HS2 and the railway network : the case for a review
Tony May and Jonathan Tyler
High Speed 2 [HS2] has been promoted as a means of improving rail capacity and connectivity between London and the North of England, rebalancing the UK economy and increasing sustainability. It remains controversial, with concerns over its opportunity cost, its independence from the classic rail network, its environmental damage and its wider economic impacts. Assessed against its four objectives:
- HS2 does add to rail capacity, but there are much less costly and environmentally damaging ways of doing so;
- HS2 provides only limited improvements to connectivity, and will worsen London services for several cities, as well as many cross-country journeys;
- HS2’s wider economic benefits for the North are uncertain – investment in the North is a more certain way of providing them; and
- HS2 contributes nothing to the objective of reducing carbon emissions from transport.
A much fuller range of policy options should have been considered to meet these objectives. These include improvements to reduce the adverse impacts of HS2, alternative high-speed routes better integrated with the classic network, lower-speed but better-connected rail enhancements, investments within the North of England, and other lower-cost interventions.
These policy options must now be reviewed objectively, transparently and dispassionately against a set of scenarios reflecting the inherent uncertainties in economic and technological developments. This will take time and will inevitably involve some delay to the implementation of HS2, should it be broadly endorsed by the review. The delay should be minimised as far as possible, but it should not be used as a reason for pressing ahead unquestioningly with a scheme that has attracted so much expert criticism.
This report summarises the conclusions of a workshop6 convened to discuss these issues. It was designed to involve experts with a wide range of views. The report is intended to reflect the majority view, but inevitably its conclusions are not equally endorsed by all participants.

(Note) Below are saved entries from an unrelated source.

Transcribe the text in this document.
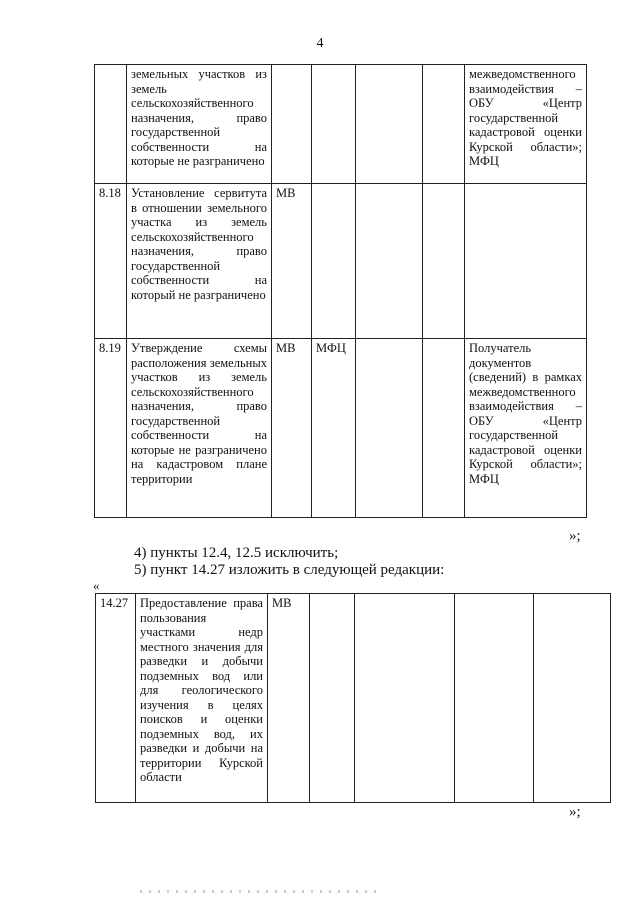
4
	земельных участков из земель сельскохозяйственного назначения, право государственной собственности на которые не разграничено					межведомственного взаимодействия – ОБУ «Центр государственной кадастровой оценки Курской области»; МФЦ
8.18	Установление сервитута в отношении земельного участка из земель сельскохозяйственного назначения, право государственной собственности на который не разграничено	МВ				
8.19	Утверждение схемы расположения земельных участков из земель сельскохозяйственного назначения, право государственной собственности на которые не разграничено на кадастровом плане территории	МВ	МФЦ			Получатель документов (сведений) в рамках межведомственного взаимодействия – ОБУ «Центр государственной кадастровой оценки Курской области»; МФЦ
»;
4) пункты 12.4, 12.5 исключить;
5) пункт 14.27 изложить в следующей редакции:
«
14.27	Предоставление права пользования участками недр местного значения для разведки и добычи подземных вод или для геологического изучения в целях поисков и оценки подземных вод, их разведки и добычи на территории Курской области	МВ				
»;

Here is my completely different alternative - a scheme to restore pretty much all of the local rail network closed by Beeching in the 1960s and before, returning the railway system's extent to its pre-First World War extent but with ultra-light-weight, solar-powered trains and all for the price of HS2.
The unanswerable question at the heart of transport is the one asked by the farm labourer standing bemused one day in the mid-eighteenth century at the side of the Liverpool-Manchester turnpike, crowded with urgently-speeding coaches: “Who would ever have thought that there were so many people in the wrong place?”